Risk selection is illegal but prevalent

The ACA makes both caps on benefits and risk selection based upon pre-existing conditions illegal. In particular, US insurance carriers are required to provide coverage to all, at rates independent of pre-existing conditions, a requirement which President-Elect Donald Trump would like to keep.

However, the extreme distribution of healthcare costs means that “Targeting the highest spenders represents the greatest opportunity to have a significant impact on overall spending”; an opportunity for insurance carriers as well as for public policy. Moreover, there are good predictors for high spending: age and end of life, chronic conditions, and high spending in a previous year. For example 44.8% of the top decile in 2008 healthcare expenditures “retained this top decile ranking with respect to their 2009 healthcare expenditures”; a fact cited in an extensive Forbes report. Swiss and Dutch experience found risk selection prevalent and persistent. However, with every adult paying the same premium – within a given fund for the same type of contract – but expected healthcare expenditure (HCE) varying widely, strong incentives for risk selection are created in the absence of an adequate risk adjustment scheme. Although risk selection is illegal, it is prevalent. Swiss conglomerates of insurance carriers have been reported to achieve risk selection by assigning applicants to “specific carriers based on their risk profiles.”

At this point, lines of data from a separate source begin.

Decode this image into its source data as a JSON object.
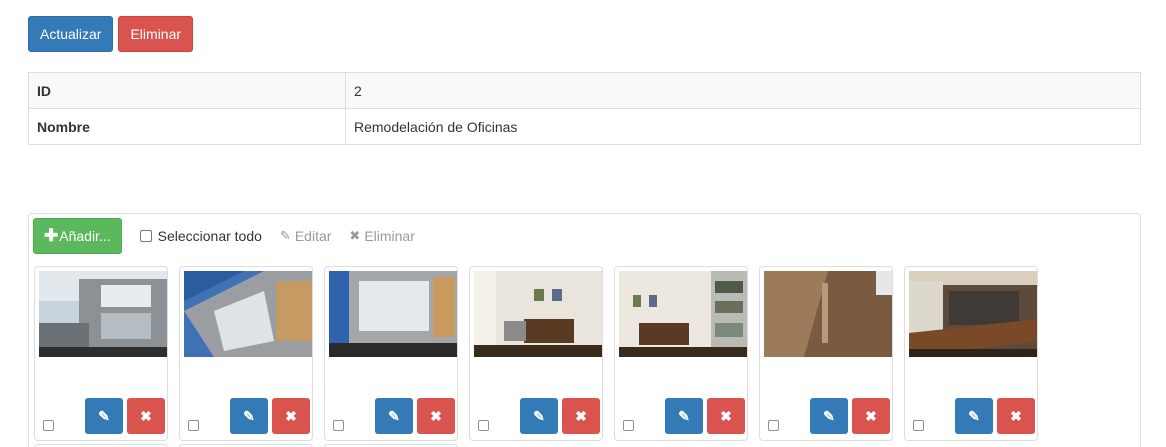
{
  "actions": {
    "update_label": "Actualizar",
    "delete_label": "Eliminar"
  },
  "details": {
    "rows": [
      {
        "label": "ID",
        "value": "2"
      },
      {
        "label": "Nombre",
        "value": "Remodelación de Oficinas"
      }
    ]
  },
  "gallery": {
    "add_label": "Añadir...",
    "select_all_label": "Seleccionar todo",
    "edit_label": "Editar",
    "delete_label": "Eliminar",
    "add_icon": "plus-icon",
    "edit_icon": "pencil-icon",
    "delete_icon": "times-icon",
    "images": [
      {
        "subject": "building-exterior"
      },
      {
        "subject": "building-exterior-tilted"
      },
      {
        "subject": "building-exterior-rotated"
      },
      {
        "subject": "office-room"
      },
      {
        "subject": "office-room-shelves"
      },
      {
        "subject": "tiled-wall"
      },
      {
        "subject": "meeting-room-table"
      }
    ]
  },
  "colors": {
    "primary": "#337ab7",
    "danger": "#d9534f",
    "success": "#5cb85c"
  }
}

Removing the economic incentives for risk selection

There is one clear way to avoid built-in economic incentives for risk selection (incentives which seem to drive insurance company behavior); that is, a single payer system, universally or as excess coverage for significant, predictable expenses. The United States now has several parallel single payer systems, namely Medicare for the elderly, Medicaid for the very poor and CHIP for children; thus, in effect, a public/private partnership in healthcare. These pre-existing single-payer systems might serve as models for a more inclusive US single payer system. Alternatively, the United States might act as an insurer of last resort, providing umbrella insurance covering individual expenses above some relatively high limit, or for costly but treatable conditions using the End Stage Renal Disease (ESRD) Program, passed in 1972 as a model. This approach would also remove extreme costs from the health insurance risk pool, as both Medicare and the ESRD Program do now, by providing near-universal coverage for our sickest patients outside the private insurance system (elderly US citizens and those with severe chronic kidney disease, respectively).

Tomorrow I will return to the Pareto-like distribution of healthcare expenditures and its consequences for any competitive insurance program. But for now, a few conclusions. Medicare and the ESRD program provide models for a smooth transition from health insurance pre-ACA with its caps and limitations to a more universal system. Medicare can be expanded to a broader public alternative. Universal coverage for additional treatable but high-risk conditions can be modeled on the ESRD program. These steps should provide the basis for further evolution of the present public/private partnership into a more universal, more cost-effective system.

In my opinion, the extreme distribution of healthcare expenditures and the ability to perform risk selection, even though illegal, present a strong, essentially irrefutable argument for a single payer system; either overall, or for chronic conditions and expenditures predictable through risk selection. In the US, Medicare and the ESRD program provide illustrative, successful and useful models.